D’après l’artiste, la thématique développée dans ce clip est donc le pouvoir du peuple  souverain qui est appelé à trancher entre plusieurs personnalités du moment. Un appel à des élections apaisées, libres et transparentes. Un cri de cœur pour faire un choix judicieux. Très souvent, a t-il rappelé, les élections sont sources de conflit en Afrique mais depuis quelques années, un vent nouveau souffle sur le continent, une réelle volonté de vivre dans la paix et de s’épanouir en toute liberté à côté des autres peuples. « Je suis très heureux de constater que je ne me suis pas trompé sur l’aspiration légitime des peuples d’Afrique à l’image du peuple Nigérien, à la paix, la quiétude sociale et le progrès. Il sort massivement s’exprimer dans les urnes et là, nous nous acheminons vers des élections législatives, communales et présidentielles », soutient-il, avant d’ajouter : « très bientôt, nous aurons la possibilité de choisir à qui confier la direction de notre destin pour cinq (5) ans. Oui, peuple souverain, fier et digne, tu verras venir les « puissants » à tes pieds pour solliciter ta voix et je suis plus que convaincu de ta grande maturité pour voter utile et élire en toute objectivité tes représentants dans le calme et la sérénité. L’Afrique est le nouveau pôle du développement mondial et nous devons rester sereins et unis pour affronter avec objectivité les défis et opportunités qui s’offrent à nous. La mobilisation pour des élections apaisées, libres et transparentes est déjà un pas vers le progrès, l’honneur et la dignité ».

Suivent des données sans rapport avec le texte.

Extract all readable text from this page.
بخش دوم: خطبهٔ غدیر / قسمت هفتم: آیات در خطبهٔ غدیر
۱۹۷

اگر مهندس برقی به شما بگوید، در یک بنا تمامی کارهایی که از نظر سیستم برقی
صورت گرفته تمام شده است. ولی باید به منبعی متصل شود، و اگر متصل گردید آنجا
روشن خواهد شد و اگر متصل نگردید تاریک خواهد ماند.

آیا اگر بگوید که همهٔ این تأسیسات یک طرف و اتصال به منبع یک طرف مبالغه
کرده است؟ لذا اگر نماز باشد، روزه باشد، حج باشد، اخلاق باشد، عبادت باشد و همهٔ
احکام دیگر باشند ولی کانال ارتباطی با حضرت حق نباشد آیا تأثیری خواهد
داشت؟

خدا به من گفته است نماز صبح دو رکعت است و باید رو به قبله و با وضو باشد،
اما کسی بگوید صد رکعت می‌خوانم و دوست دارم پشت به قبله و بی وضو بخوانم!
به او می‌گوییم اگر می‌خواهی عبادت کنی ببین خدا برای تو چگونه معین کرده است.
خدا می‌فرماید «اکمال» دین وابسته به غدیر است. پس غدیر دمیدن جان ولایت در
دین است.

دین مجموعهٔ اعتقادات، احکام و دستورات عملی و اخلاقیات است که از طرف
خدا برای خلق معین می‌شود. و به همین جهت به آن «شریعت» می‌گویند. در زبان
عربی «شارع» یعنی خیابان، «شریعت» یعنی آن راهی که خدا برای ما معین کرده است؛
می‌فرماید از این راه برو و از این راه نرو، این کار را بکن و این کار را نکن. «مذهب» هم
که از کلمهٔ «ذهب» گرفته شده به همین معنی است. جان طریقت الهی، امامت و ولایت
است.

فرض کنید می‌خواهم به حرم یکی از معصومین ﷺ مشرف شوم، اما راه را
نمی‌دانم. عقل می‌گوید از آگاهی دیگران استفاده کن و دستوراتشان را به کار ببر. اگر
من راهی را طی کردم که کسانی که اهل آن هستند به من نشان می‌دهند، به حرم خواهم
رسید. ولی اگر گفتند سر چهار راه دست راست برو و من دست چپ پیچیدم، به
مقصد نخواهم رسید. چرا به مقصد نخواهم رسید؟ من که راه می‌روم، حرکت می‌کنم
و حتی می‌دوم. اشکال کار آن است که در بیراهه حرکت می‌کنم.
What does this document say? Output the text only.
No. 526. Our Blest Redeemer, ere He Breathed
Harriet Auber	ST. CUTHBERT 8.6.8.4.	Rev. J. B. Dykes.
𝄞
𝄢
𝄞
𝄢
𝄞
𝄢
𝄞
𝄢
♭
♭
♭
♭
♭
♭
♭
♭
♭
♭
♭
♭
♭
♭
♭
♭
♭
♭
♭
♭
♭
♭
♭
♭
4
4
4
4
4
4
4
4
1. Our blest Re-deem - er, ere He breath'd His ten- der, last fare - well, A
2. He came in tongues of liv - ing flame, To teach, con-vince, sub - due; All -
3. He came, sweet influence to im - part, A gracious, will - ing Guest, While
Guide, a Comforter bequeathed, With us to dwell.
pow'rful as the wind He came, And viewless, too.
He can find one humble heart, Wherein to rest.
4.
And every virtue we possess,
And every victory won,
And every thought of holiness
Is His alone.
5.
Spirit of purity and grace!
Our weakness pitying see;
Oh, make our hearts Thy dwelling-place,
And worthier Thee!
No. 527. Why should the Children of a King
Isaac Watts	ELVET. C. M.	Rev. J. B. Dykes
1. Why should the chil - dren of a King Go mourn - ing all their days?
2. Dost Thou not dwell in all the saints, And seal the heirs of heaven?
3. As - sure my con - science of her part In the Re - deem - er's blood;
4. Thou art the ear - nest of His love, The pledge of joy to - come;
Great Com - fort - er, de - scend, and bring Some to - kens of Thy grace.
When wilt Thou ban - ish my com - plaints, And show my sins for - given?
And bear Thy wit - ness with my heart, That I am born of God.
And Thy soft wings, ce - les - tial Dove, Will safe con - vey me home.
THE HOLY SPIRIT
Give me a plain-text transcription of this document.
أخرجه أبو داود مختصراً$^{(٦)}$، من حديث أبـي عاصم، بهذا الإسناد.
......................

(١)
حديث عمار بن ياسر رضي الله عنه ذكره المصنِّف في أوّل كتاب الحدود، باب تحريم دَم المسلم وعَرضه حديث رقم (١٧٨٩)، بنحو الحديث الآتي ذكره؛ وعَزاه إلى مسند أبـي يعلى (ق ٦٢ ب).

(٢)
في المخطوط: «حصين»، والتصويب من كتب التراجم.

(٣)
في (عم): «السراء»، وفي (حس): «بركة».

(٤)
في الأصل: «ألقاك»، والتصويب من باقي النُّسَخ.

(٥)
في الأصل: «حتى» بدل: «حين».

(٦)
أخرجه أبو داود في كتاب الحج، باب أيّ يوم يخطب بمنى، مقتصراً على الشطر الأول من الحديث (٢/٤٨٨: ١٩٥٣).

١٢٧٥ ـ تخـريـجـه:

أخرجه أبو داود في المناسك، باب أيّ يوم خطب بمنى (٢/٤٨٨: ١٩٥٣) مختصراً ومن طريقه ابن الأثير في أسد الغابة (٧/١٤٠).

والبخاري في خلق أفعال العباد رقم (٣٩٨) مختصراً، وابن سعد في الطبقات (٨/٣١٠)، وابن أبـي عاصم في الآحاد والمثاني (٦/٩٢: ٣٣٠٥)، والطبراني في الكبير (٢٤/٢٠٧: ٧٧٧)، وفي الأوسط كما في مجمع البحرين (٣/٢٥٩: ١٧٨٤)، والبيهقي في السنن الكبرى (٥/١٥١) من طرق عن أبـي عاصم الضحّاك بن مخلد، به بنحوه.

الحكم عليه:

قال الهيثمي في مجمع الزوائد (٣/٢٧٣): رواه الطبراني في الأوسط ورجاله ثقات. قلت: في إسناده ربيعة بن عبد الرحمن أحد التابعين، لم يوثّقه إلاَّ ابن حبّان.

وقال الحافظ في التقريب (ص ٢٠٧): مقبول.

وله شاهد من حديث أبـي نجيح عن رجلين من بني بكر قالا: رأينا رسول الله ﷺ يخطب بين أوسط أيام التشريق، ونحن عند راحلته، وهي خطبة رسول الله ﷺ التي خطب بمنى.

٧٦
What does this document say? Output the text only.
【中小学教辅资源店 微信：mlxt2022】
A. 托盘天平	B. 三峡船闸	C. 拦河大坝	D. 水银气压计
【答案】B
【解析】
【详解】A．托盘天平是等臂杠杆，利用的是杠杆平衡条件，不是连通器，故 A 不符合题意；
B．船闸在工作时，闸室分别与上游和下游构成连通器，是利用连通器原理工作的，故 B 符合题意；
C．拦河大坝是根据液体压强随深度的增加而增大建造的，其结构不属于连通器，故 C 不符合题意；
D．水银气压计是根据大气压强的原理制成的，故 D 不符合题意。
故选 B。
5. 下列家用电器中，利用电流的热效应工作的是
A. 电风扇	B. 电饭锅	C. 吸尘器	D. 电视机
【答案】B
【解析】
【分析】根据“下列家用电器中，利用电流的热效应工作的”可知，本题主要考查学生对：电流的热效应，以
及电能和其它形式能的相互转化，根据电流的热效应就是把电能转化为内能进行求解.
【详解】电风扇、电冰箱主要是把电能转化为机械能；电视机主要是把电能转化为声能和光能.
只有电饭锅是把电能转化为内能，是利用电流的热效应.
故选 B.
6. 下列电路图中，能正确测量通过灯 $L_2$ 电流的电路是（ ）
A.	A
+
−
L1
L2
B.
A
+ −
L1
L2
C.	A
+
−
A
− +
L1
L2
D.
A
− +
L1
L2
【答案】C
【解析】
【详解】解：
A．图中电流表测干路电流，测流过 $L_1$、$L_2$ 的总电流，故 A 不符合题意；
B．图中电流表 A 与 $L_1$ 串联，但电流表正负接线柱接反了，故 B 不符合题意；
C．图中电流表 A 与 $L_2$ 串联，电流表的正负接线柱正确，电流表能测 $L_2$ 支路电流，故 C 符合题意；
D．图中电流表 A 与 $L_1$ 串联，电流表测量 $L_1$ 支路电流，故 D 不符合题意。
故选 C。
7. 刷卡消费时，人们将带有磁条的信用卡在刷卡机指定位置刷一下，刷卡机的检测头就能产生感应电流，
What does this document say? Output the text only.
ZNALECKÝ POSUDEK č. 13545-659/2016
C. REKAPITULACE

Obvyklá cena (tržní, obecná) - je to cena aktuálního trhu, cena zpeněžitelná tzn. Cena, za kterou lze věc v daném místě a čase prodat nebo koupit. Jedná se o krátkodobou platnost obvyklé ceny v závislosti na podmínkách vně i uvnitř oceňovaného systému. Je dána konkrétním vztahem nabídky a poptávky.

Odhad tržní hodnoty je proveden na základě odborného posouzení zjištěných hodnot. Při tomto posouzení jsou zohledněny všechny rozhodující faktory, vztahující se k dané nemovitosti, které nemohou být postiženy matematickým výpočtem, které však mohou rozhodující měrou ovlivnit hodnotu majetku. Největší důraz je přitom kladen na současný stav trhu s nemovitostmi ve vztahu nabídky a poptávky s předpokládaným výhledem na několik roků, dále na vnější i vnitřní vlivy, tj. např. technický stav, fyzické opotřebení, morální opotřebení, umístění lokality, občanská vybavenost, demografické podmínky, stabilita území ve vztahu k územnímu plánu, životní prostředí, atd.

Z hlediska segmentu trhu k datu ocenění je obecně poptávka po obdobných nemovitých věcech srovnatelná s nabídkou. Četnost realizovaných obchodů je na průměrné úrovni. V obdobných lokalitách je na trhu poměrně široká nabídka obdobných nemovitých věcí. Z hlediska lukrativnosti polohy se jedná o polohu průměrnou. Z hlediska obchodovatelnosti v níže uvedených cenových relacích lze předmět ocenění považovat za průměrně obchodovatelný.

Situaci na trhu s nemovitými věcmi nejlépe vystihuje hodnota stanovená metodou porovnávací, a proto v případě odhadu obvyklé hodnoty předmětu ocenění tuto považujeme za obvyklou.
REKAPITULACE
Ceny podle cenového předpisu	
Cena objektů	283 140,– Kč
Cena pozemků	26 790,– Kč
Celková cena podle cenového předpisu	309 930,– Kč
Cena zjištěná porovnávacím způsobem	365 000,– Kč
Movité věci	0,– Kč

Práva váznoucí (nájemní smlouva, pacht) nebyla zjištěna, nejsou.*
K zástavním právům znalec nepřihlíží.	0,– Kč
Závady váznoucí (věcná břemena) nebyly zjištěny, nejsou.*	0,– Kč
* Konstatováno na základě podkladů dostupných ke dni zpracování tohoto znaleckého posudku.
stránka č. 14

Des élections apaisées, il nous le faut, car notre pays, bien qu’étant sous développé, a une notoriété internationale à préserver, le Niger est bien entendu dans les grandes tribunes du monde. Dieu merci. Ce sont des élections qui vont se dérouler dans un contexte particulier à cause de la crise sécuritaire qui secoue beaucoup de pays de la sous-région. Il faut juste éviter de relayer des messages de récupération politique face à certains sujets sensibles.